Netanyahu's most recent offer was of a new moratorium on construction of settlements if the Palestinian leadership would explicitly recognize Israel as the homeland of the Jewish people. In so doing, he was offering to bend—slightly and temporarily—on an issue on which he had been justifying his obstinacy on grounds that a halt to settlements is an unacceptable precondition to negotiations (even though creating facts on the ground unilaterally through construction of settlements is the antithesis of settling matters through negotiations).  With his new offer he is trying to impose a new precondition that, in addition to placating or outflanking the Israeli right, prejudges the sticky issue of right of return. Understandably and unsurprisingly, the Palestinians rejected this artificial linkage, noting that they had long ago recognized Israel and were not going to get into the business of defining its character or ethnicity.

Another recent move by Netanyahu's government is to support legislation requiring a national referendum before any territory could be surrendered in a peace agreement. The Palestinians, who have talked about holding a referendum on their own side, have not specifically objected to this. But the clear purpose is to throw up one more hurdle that, the Israeli right hopes, would improve their chances of killing any deal requiring Israel to yield occupied land to the Palestinians. Danny Danon, a leader of the right wing of the Likud Party, makes no secret of this, saying, “Anything that adds another barrier to the prime minister seeking to give away land is a good thing.”

All this maneuvering leaves it unclear what Netanyahu really wants, and whether he is best described as a hardline right winger himself or instead as a political pragmatist and opportunist who merely wants to dominate those who unquestionably are hardline right wingers. But such questions about the inner Benjamin Netanyahu may not really matter. The actions of the outer Netanyahu mean that Israeli government policy on issues critical to any possible Israeli-Palestinian peace is effectively the policy of the hard right. Given the way the politics of influencing U.S. policy on the Middle East work, the policy of the current Israeli government gets equated with Israeli interests. And being accommodating to Israeli government policy gets equated with support for Israel, with everything that implies regarding how the concept of support for Israel sets severe limits on U.S. policy. The result is effectively U.S. accommodation of the fringe of one party to the Israeli-Palestinian conflict.

For all that gets said about the United States and Israel holding important values in common, this fringe is repugnant to important American values. It represents an intolerant, narrow-minded nationalism that is insensitive to the claims of others, disdainful of the costs of that insensitivity, opposed to self-determination, and opposed to the whole idea of negotiating a peace agreement. Prominent portions of this fringe are so eager to discriminate on the basis of religion and ethnicity that equal rights even for some of Israel's own citizens make them uncomfortable. And if you want a taste of how this fringe sometimes views the United States, look at the image in Tuesday's New York Times of Israeli rightists throwing shoes and eggs at a picture of President Obama.

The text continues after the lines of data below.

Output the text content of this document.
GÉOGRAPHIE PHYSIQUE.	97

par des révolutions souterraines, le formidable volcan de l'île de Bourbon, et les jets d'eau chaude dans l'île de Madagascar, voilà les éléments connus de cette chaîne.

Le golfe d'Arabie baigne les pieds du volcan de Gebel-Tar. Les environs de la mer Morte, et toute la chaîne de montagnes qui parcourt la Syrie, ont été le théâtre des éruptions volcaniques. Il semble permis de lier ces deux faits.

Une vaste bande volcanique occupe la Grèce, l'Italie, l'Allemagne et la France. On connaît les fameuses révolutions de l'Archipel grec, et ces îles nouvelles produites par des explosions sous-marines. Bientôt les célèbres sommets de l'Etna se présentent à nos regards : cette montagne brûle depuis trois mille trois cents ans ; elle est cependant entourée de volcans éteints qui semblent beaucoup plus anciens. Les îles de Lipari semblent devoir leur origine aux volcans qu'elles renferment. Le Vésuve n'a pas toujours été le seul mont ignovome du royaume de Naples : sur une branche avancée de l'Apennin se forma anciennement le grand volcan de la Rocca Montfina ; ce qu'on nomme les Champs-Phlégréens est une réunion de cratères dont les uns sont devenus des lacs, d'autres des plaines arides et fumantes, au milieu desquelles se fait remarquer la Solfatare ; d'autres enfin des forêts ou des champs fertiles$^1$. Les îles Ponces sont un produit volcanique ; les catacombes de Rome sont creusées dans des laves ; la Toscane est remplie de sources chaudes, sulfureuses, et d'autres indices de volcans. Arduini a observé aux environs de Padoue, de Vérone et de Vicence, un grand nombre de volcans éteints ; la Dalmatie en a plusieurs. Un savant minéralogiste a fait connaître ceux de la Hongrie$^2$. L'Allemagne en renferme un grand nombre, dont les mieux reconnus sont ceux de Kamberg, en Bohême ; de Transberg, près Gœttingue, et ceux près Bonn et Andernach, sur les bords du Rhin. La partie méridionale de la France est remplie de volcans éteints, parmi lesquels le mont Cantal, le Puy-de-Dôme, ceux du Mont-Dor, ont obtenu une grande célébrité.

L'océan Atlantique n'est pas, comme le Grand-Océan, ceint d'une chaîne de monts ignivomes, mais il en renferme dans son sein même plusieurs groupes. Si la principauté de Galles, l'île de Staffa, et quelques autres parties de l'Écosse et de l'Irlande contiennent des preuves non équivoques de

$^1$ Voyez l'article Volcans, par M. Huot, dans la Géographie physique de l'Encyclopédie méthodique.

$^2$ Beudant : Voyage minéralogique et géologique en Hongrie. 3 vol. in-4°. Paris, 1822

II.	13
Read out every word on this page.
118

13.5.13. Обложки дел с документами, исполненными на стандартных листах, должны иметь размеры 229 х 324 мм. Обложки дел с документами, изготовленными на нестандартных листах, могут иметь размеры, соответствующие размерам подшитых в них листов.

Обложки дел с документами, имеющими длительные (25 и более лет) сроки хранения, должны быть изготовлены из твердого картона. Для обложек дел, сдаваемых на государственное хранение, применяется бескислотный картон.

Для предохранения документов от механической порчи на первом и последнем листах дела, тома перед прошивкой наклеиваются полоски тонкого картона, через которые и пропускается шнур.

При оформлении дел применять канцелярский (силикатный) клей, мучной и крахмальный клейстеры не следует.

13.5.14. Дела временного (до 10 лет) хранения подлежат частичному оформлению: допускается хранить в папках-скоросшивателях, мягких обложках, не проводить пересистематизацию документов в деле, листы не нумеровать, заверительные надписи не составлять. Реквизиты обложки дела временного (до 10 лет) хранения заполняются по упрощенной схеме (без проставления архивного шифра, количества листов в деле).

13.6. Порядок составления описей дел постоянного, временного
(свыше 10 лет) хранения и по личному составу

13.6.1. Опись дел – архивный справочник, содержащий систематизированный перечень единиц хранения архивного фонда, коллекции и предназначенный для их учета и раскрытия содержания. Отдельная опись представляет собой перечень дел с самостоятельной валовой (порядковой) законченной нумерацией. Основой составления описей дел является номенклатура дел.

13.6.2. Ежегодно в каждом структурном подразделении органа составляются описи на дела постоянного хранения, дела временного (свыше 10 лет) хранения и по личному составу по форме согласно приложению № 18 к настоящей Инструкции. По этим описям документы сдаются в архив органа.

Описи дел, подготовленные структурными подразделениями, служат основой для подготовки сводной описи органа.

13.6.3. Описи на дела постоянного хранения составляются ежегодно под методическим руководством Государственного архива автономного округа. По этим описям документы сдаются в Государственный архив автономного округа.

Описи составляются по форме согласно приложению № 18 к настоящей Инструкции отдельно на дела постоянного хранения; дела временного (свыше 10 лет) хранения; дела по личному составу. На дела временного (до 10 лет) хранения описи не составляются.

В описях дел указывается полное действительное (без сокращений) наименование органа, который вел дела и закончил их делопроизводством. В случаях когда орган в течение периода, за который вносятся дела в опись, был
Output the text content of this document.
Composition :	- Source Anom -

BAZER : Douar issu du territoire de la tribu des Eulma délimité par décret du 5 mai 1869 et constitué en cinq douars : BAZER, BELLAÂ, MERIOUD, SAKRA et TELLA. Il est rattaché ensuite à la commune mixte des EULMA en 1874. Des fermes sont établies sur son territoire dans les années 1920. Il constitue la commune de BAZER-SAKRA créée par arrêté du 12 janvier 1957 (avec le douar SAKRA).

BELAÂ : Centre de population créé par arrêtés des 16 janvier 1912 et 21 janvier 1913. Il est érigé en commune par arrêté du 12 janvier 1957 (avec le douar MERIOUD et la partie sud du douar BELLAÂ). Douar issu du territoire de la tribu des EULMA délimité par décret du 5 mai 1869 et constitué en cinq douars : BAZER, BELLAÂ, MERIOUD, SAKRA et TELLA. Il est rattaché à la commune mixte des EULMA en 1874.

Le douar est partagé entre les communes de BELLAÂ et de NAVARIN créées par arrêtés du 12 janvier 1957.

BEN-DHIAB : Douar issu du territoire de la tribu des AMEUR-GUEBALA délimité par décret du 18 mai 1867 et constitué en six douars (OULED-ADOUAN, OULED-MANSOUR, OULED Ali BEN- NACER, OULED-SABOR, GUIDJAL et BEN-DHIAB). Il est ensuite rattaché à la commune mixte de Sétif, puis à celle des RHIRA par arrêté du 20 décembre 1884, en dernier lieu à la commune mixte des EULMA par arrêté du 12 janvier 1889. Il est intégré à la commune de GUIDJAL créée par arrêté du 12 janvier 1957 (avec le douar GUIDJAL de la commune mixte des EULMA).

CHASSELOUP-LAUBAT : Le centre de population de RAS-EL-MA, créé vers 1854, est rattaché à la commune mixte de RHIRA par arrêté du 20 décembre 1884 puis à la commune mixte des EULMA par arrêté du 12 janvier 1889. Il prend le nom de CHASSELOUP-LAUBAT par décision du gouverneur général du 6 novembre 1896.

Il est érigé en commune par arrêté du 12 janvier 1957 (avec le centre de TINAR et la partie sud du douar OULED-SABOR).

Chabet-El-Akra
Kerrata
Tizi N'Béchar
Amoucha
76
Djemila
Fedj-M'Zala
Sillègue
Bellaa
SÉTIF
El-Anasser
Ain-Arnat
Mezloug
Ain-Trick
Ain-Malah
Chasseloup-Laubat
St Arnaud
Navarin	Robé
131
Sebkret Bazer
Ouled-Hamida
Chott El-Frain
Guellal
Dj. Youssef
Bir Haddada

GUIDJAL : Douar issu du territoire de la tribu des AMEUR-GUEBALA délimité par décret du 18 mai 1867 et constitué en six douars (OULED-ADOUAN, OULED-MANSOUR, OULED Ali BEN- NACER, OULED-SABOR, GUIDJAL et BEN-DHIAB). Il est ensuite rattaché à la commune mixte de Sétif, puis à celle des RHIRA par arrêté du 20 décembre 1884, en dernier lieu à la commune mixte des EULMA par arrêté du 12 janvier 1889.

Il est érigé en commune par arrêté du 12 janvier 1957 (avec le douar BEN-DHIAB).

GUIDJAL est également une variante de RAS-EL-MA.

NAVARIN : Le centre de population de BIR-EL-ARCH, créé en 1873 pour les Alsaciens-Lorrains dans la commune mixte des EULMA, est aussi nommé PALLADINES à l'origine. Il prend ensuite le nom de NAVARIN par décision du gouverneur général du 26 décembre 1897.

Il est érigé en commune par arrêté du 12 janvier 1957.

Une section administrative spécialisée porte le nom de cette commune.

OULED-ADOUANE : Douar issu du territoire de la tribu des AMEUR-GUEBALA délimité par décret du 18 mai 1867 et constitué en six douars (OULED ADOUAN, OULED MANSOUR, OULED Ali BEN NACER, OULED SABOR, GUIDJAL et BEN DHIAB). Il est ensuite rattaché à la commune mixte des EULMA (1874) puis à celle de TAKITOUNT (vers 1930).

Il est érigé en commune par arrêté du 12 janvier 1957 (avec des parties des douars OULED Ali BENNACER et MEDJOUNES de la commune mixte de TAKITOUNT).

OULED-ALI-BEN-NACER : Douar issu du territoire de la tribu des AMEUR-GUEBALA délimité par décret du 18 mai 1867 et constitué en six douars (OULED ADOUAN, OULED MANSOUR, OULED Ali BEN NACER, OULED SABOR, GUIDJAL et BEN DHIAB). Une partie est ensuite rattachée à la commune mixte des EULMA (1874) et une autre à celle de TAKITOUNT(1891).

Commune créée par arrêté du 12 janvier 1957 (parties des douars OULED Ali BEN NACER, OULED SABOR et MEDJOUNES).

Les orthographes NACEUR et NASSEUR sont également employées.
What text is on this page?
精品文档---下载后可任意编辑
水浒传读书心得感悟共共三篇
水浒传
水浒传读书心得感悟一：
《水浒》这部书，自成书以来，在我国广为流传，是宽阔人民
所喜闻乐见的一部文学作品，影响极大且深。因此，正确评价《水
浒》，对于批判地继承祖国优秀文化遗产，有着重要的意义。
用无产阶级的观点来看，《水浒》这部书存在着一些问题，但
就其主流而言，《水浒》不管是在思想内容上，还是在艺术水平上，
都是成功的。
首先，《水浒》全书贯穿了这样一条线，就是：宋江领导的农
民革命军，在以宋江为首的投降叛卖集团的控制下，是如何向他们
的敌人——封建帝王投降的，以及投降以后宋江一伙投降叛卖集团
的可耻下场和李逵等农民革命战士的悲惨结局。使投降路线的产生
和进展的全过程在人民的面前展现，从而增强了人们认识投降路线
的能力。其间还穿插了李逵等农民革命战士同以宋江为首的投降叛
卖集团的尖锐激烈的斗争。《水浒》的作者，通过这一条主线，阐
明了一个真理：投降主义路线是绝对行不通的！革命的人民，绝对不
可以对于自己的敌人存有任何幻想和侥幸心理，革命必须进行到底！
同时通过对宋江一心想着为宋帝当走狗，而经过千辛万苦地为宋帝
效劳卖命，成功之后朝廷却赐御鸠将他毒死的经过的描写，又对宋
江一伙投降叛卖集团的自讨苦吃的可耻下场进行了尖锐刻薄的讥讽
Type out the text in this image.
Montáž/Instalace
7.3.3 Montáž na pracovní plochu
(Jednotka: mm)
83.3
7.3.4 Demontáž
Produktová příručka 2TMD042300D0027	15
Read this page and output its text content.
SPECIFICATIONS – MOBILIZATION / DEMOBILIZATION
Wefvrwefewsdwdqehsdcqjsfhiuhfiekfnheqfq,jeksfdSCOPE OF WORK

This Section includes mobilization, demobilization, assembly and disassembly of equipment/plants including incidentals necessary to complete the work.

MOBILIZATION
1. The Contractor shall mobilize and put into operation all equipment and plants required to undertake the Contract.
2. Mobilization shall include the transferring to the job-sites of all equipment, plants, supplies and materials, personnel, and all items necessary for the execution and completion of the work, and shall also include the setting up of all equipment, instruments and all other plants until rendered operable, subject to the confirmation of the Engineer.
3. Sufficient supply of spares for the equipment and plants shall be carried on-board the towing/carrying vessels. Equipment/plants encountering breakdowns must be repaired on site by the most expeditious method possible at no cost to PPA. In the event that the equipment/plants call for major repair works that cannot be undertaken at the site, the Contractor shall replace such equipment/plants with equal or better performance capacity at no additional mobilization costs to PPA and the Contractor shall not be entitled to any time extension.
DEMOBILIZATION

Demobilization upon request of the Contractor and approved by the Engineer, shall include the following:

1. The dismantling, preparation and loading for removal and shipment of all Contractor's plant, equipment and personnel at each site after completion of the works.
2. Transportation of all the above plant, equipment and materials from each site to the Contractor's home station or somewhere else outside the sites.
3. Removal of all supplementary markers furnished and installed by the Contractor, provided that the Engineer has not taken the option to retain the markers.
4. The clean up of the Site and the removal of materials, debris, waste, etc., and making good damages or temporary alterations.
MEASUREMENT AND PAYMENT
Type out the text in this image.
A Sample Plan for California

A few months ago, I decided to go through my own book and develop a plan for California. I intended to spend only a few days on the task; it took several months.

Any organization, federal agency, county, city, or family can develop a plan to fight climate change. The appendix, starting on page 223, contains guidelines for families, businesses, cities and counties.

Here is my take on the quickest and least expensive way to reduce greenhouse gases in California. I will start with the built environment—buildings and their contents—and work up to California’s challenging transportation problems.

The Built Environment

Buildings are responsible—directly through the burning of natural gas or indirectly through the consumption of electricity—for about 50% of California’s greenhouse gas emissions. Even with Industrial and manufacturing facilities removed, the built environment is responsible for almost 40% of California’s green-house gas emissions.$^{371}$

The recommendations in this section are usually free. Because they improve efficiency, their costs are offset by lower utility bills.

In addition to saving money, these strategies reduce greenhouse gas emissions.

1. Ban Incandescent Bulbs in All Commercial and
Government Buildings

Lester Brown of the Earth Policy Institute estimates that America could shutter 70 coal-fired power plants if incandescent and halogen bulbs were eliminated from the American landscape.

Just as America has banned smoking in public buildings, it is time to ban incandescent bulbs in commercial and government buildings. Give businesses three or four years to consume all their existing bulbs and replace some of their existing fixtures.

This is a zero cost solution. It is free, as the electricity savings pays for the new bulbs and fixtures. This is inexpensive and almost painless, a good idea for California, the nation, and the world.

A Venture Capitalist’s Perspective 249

The holding hostage to the Israeli right of the Israeli-Palestinian peace process is sufficient reason to be profoundly pessimistic about any chance the current round of that process will yield results. Resolution of the conflict is so important that every chance must be pursued, and the Obama administration should not abandon its current efforts. But progress is unlikely until and unless the rightist-dominated making of Israeli policy changes. Regime change in Israel should be an objective of U.S. policy.

If that concept sounds strange in light of the usual pattern of deference to whatever the Israeli political system serves up, as well as the democratic aspects of that political system, ask yourself how much hesitation there is in Israel to using available levers to influence American politics and political outcomes as well as U.S. policy. Another reference point is how the United States responded to the result of the Palestinian election of 2006, which by all accounts was as free and fair as any election in Israel (or in the United States). The response was to reject completely the result of that election and to acquiesce in Israel's unsuccessful attempt to strangle the election winner into irrelevance with a suffocating blockade of the Gaza Strip. Whatever the United States might do to try to influence the shape of the regime in Israel would be mild, to put it mildly, in comparison with that attempt to determine who should speak for the Palestinians.

The practical difficulties in shaping and implementing a U.S. policy of regime change are admittedly formidable. The policy should not be, lest it risk being counterproductive, a declaratory policy. Instead it should be a basis for shaping, behind the closed doors of policymaking councils, a strategy toward managing U.S.-Israeli relations—including carrots, sticks, and public messaging—in a way that improves the prospects for change.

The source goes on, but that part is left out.